Shell and Mitsubishi Weigh LNG Canada Stake Sales, Reuters Reports
Shell, Mitsubishi explore LNG Canada stake sale: Reuters

In a significant development for Canada's energy landscape, global energy titan Shell and Japanese conglomerate Mitsubishi Corp. are reportedly evaluating the potential sale of their respective holdings in the LNG Canada export terminal. The news, broken in an exclusive report by Reuters on January 16, 2026, signals a potential major shift in the ownership structure of the country's flagship liquefied natural gas project.

Evaluating Strategic Options for Major Holdings

According to sources familiar with the matter cited by Reuters, both companies are in the early stages of reviewing their strategic positions. Shell, which holds a 40% operating stake in the venture, and Mitsubishi, which holds a 15% stake, are said to be exploring a range of possibilities. This process involves engaging with financial advisors to gauge market interest and assess the value of their shares in the multi-billion dollar facility located in Kitimat, British Columbia.

The LNG Canada project is a cornerstone of Canada's strategy to become a global player in the natural gas market. The first phase of the terminal is currently under construction and is designed to export LNG primarily to markets in Asia. A potential divestment by two of its key founding partners would mark a pivotal moment for the project's future trajectory.

Potential Motivations and Market Context

While neither company has issued an official statement confirming a definitive decision to sell, the exploration of options is telling. Industry analysts suggest several factors could be at play. Major energy firms worldwide are under increasing pressure from shareholders to improve returns and focus capital on core strategic areas. For Shell, this could involve a sharper focus on its broader energy transition goals.

Furthermore, the global LNG market has seen significant volatility and shifting trade patterns in recent years. The exploration of a sale could be a strategic move to capitalize on the project's value at a key juncture, just as its operations are set to begin. Any sale process would attract close scrutiny from potential buyers, including other international energy companies, investment funds, and possibly pension funds seeking stable, long-term infrastructure assets.

Implications for Canada's Energy Sector

The potential change in ownership comes at a critical time.
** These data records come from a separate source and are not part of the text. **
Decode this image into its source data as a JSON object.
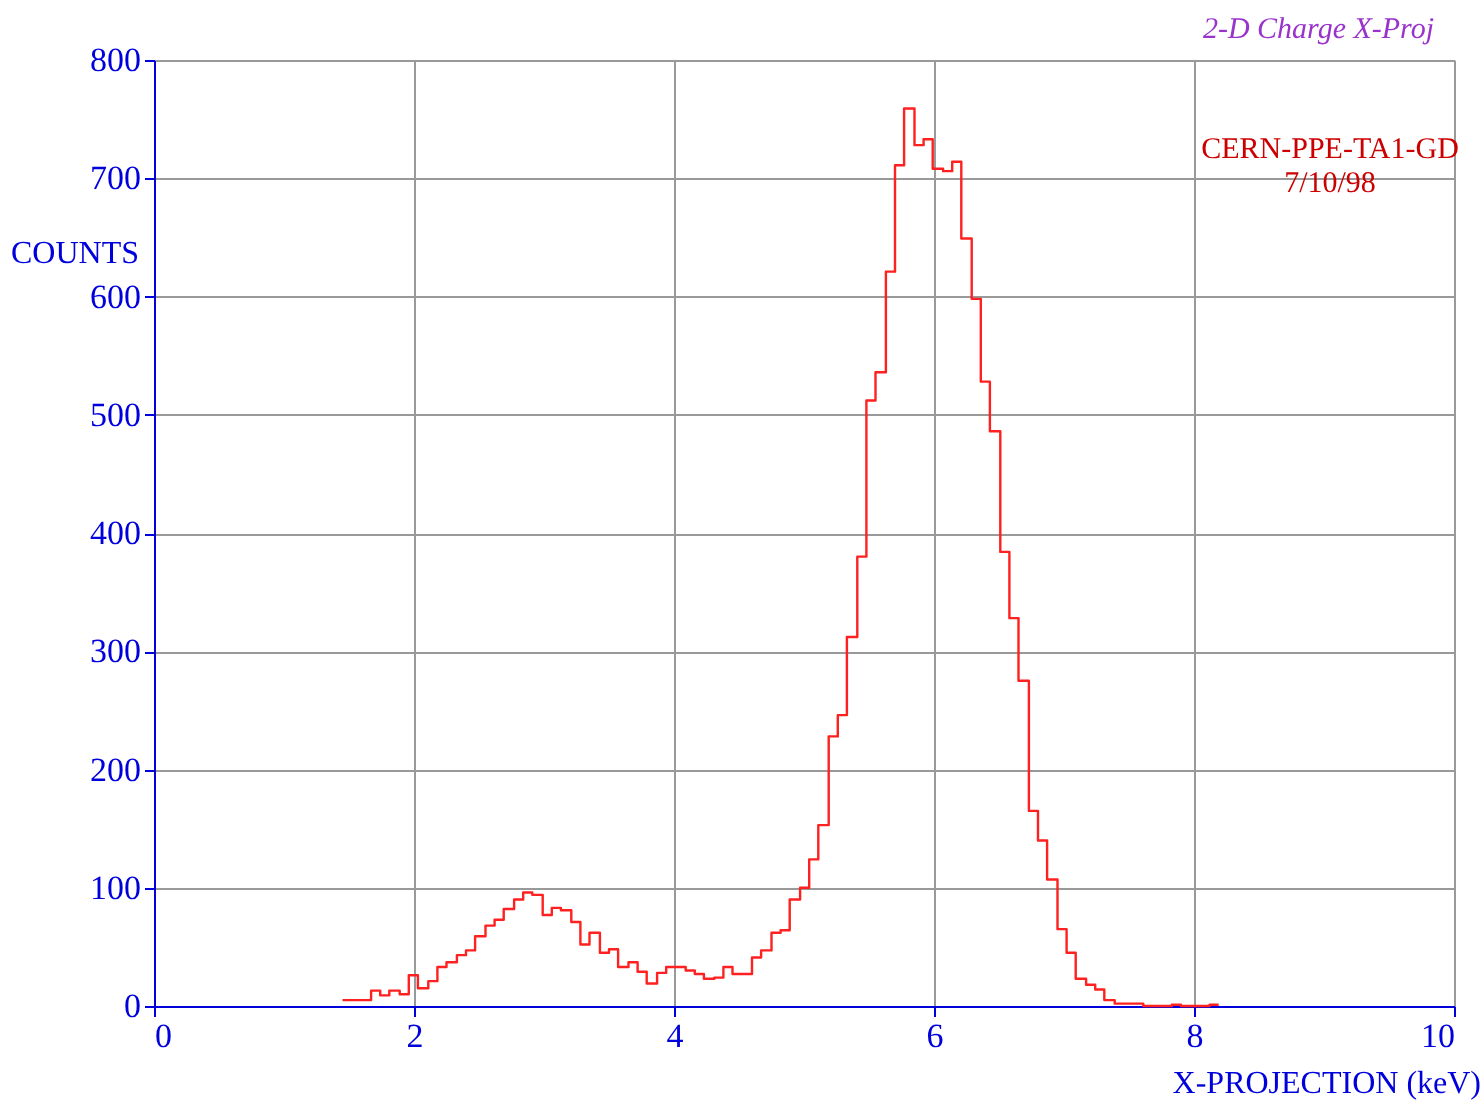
{
  "chart_data": {
    "type": "histogram",
    "title": "2-D Charge X-Proj",
    "xlabel": "X-PROJECTION (keV)",
    "ylabel": "COUNTS",
    "bins": [
      1.45,
      1.52,
      1.59,
      1.67,
      1.74,
      1.81,
      1.89,
      1.96,
      2.03,
      2.11,
      2.18,
      2.25,
      2.33,
      2.4,
      2.47,
      2.55,
      2.62,
      2.69,
      2.77,
      2.84,
      2.91,
      2.99,
      3.06,
      3.13,
      3.21,
      3.28,
      3.35,
      3.43,
      3.5,
      3.57,
      3.65,
      3.72,
      3.79,
      3.87,
      3.94,
      4.01,
      4.09,
      4.16,
      4.23,
      4.31,
      4.38,
      4.45,
      4.53,
      4.6,
      4.67,
      4.75,
      4.82,
      4.89,
      4.97,
      5.04,
      5.11,
      5.19,
      5.26,
      5.33,
      5.41,
      5.48,
      5.55,
      5.63,
      5.7,
      5.77,
      5.85,
      5.92,
      5.99,
      6.07,
      6.14,
      6.21,
      6.29,
      6.36,
      6.43,
      6.51,
      6.58,
      6.65,
      6.73,
      6.8,
      6.87,
      6.95,
      7.02,
      7.09,
      7.17,
      7.24,
      7.31,
      7.39,
      7.46,
      7.53,
      7.61,
      7.68,
      7.75,
      7.83,
      7.9,
      7.97,
      8.05,
      8.12,
      8.19
    ],
    "values": [
      5,
      5,
      5,
      13,
      9,
      13,
      10,
      26,
      15,
      21,
      33,
      37,
      43,
      47,
      59,
      68,
      73,
      82,
      90,
      96,
      94,
      77,
      83,
      81,
      71,
      52,
      62,
      45,
      48,
      33,
      37,
      29,
      19,
      28,
      33,
      33,
      30,
      27,
      23,
      24,
      33,
      27,
      27,
      41,
      47,
      62,
      64,
      90,
      100,
      124,
      153,
      228,
      246,
      312,
      380,
      512,
      536,
      621,
      711,
      759,
      728,
      733,
      708,
      706,
      714,
      649,
      598,
      528,
      486,
      384,
      328,
      275,
      165,
      140,
      107,
      65,
      45,
      23,
      18,
      14,
      5,
      2,
      2,
      2,
      0,
      0,
      0,
      1,
      0,
      0,
      0,
      1
    ],
    "color": "#ff2020",
    "xlim": [
      0,
      10
    ],
    "xticks": [
      0,
      2,
      4,
      6,
      8,
      10
    ],
    "ylim": [
      0,
      800
    ],
    "yticks": [
      0,
      100,
      200,
      300,
      400,
      500,
      600,
      700,
      800
    ],
    "grid": true,
    "annotations": [
      "CERN-PPE-TA1-GD",
      "7/10/98"
    ]
  }
}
The LNG Canada project is not only a massive industrial undertaking but also a symbol of Canada's ability to execute large-scale energy exports. It has been hailed for its potential economic benefits, including job creation and government revenues, while also facing scrutiny over its environmental footprint.
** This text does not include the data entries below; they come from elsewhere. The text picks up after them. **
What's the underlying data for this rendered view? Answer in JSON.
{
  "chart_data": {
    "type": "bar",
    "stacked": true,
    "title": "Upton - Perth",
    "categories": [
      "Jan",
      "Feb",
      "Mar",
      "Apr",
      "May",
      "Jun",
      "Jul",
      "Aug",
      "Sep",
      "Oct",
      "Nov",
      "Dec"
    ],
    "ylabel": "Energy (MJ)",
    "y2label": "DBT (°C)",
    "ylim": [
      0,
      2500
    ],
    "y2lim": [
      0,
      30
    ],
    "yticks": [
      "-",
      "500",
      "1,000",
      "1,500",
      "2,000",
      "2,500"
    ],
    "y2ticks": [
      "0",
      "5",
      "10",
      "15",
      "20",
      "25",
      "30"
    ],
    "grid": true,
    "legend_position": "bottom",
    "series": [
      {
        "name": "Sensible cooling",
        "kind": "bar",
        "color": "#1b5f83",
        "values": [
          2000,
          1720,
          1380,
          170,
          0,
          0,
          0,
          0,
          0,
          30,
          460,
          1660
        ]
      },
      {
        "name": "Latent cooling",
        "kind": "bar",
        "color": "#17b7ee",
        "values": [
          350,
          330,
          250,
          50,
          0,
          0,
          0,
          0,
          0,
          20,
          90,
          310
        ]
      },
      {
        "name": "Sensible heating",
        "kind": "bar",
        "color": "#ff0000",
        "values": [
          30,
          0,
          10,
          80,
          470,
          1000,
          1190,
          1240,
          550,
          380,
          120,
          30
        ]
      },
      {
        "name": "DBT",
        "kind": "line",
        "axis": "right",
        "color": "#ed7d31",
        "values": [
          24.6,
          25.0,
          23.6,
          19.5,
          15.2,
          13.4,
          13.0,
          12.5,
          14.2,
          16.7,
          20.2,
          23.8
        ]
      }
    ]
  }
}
A successful sale to new committed partners could ensure the project's continued development and financial stability. However, it also introduces an element of uncertainty regarding the long-term strategic commitment of the original consortium members. The remaining partners in the venture include PetroChina, which holds a 15% stake, and Korea Gas Corporation (KOGAS), with a 5% stake.

The Reuters exclusive underscores the dynamic and ever-evolving nature of the global energy investment landscape. As the world grapples with energy security and transition, the stakes in major projects like LNG Canada are subject to reassessment by even their most stalwart supporters.